I baked them at about 85 or 90 °C (it's hard to tell from my dial, I didn't have an oven thermometer) for about 100 minutes. After taking them out of the oven, they are still soft, and they will firm up while cooling, but I found that they were still too soft to my liking so the next morning I baked them for another one and a half hours at the same temperature, so three hours total, and then I turned off the oven and let it cool with the meringues still inside, only taking them out an hour later. This made them crispy throughout, except for a slight chewy bit in the bottom center, which maybe another half hour to an hour of baking would have eliminated – but the chewy bit is also tasty!

And to address the "do they taste like chickpea" question: surprisingly, no! The raw aquafaba mixture does taste of it; the more you whisk it and the larger it expands, the more the taste is diluted, but the mixture will still taste of chickpea. After I baked them for the first one and a half hours and tasted, they did still have a slight note of chickpea to their taste, with more of the taste in the chewier bits. But after another hour of baking, and letting them rest after baking, the chickpea taste was basically gone, they just taste of sugar and crunchiness. (And honestly, I prefer a side taste of chickpea over a side taste of egg white; egg white tastes yuckier to my tongue than bean juice does.)
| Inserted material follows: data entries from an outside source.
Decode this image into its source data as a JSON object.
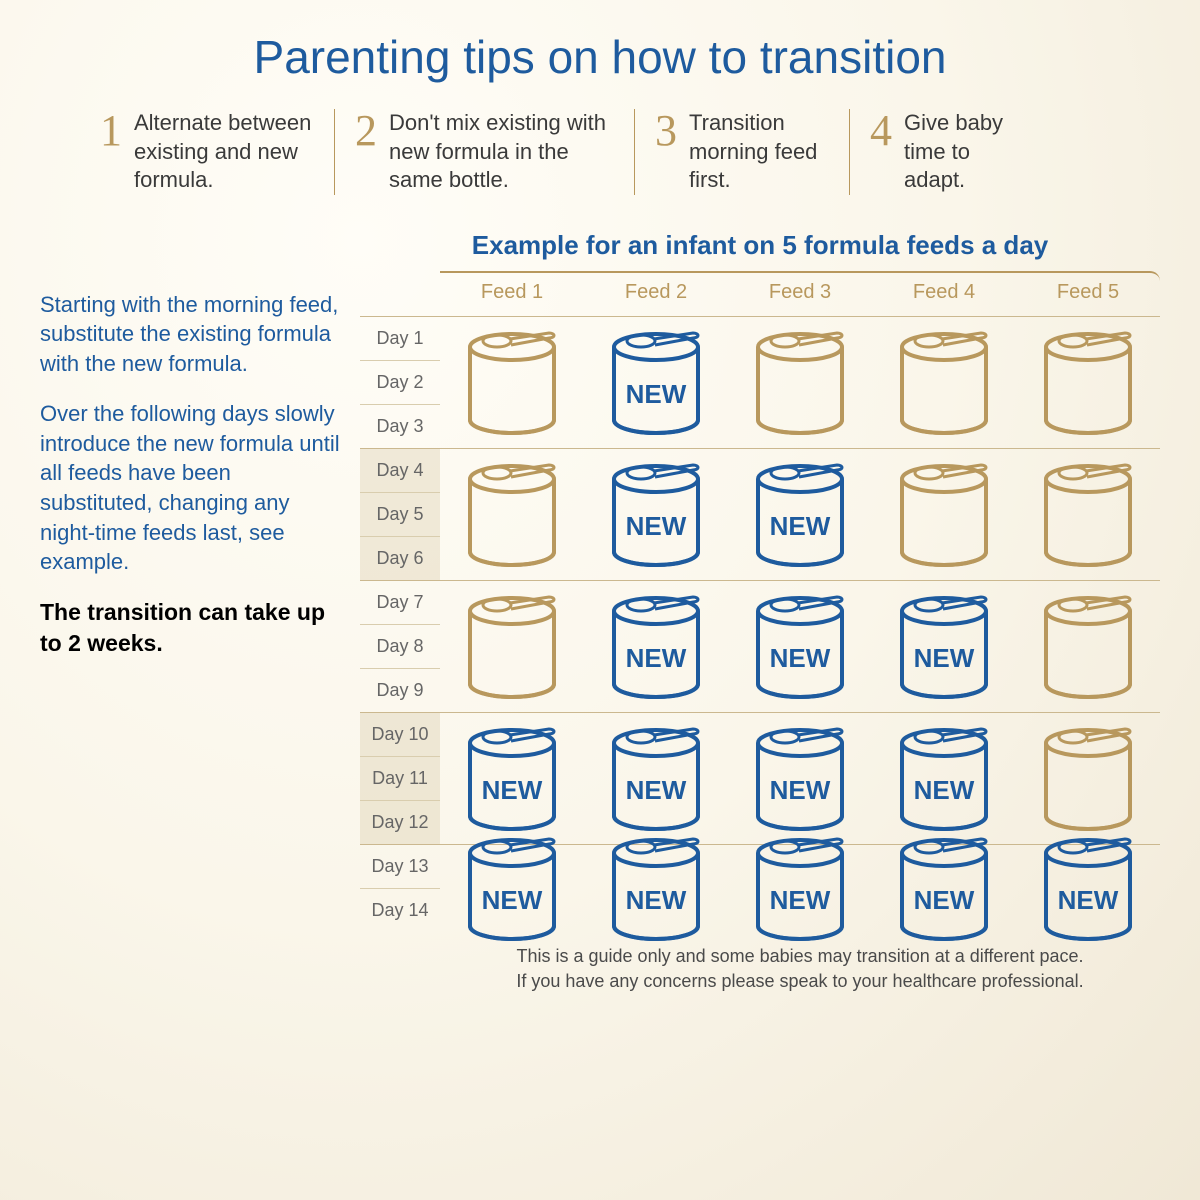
{
  "title": "Parenting tips on how to transition",
  "tips": [
    {
      "num": "1",
      "text": "Alternate between existing and new formula."
    },
    {
      "num": "2",
      "text": "Don't mix existing with new formula in the same bottle."
    },
    {
      "num": "3",
      "text": "Transition morning feed first."
    },
    {
      "num": "4",
      "text": "Give baby time to adapt."
    }
  ],
  "sidebar": {
    "p1": "Starting with the morning feed, substitute the existing formula with the new formula.",
    "p2": "Over the following days slowly introduce the new formula until all feeds have been substituted, changing any night-time feeds last, see example.",
    "p3": "The transition can take up to 2 weeks."
  },
  "chart": {
    "title": "Example for an infant on 5 formula feeds a day",
    "feeds": [
      "Feed 1",
      "Feed 2",
      "Feed 3",
      "Feed 4",
      "Feed 5"
    ],
    "new_label": "NEW",
    "colors": {
      "old": "#b8985d",
      "new": "#1e5b9e"
    },
    "groups": [
      {
        "days": [
          "Day 1",
          "Day 2",
          "Day 3"
        ],
        "pattern": [
          0,
          1,
          0,
          0,
          0
        ]
      },
      {
        "days": [
          "Day 4",
          "Day 5",
          "Day 6"
        ],
        "pattern": [
          0,
          1,
          1,
          0,
          0
        ]
      },
      {
        "days": [
          "Day 7",
          "Day 8",
          "Day 9"
        ],
        "pattern": [
          0,
          1,
          1,
          1,
          0
        ]
      },
      {
        "days": [
          "Day 10",
          "Day 11",
          "Day 12"
        ],
        "pattern": [
          1,
          1,
          1,
          1,
          0
        ]
      },
      {
        "days": [
          "Day 13",
          "Day 14"
        ],
        "pattern": [
          1,
          1,
          1,
          1,
          1
        ]
      }
    ]
  },
  "footer": {
    "l1": "This is a guide only and some babies may transition at a different pace.",
    "l2": "If you have any concerns please speak to your healthcare professional."
  }
}
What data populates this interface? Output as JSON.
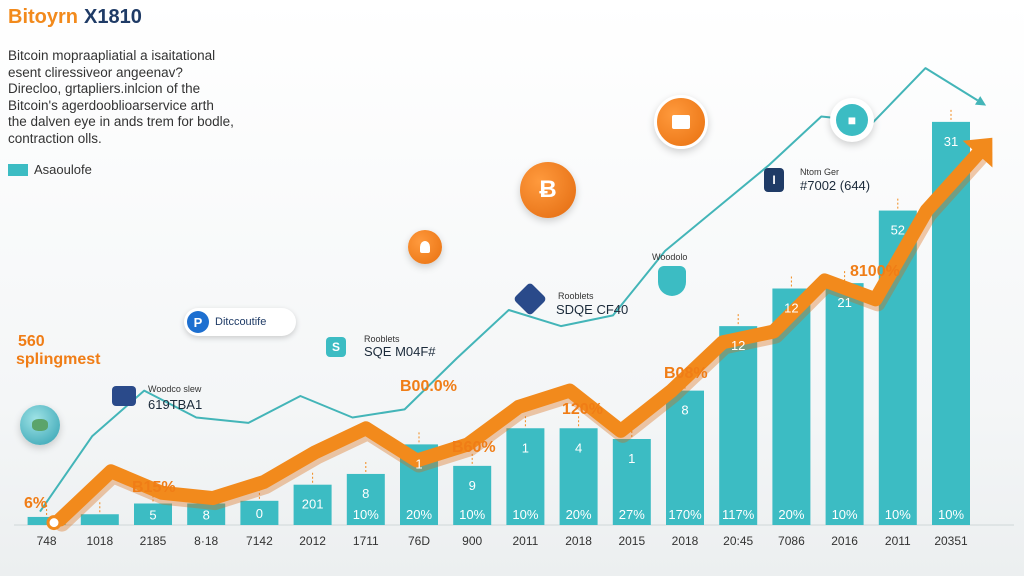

This was a very promising experiment, and very easy to pull off; no separating egg yolks, no icky egg flavor, no strict salmonella hygiene controls. I'm next interested in trying this with other aquafabas (aquaefabae?); I've read some place that the water from other beans works just as well, leaving equally little bean-taste afterwards, but that kidney bean water and black bean water will leave the meringues stained pink or grey, which might be quite cool actually.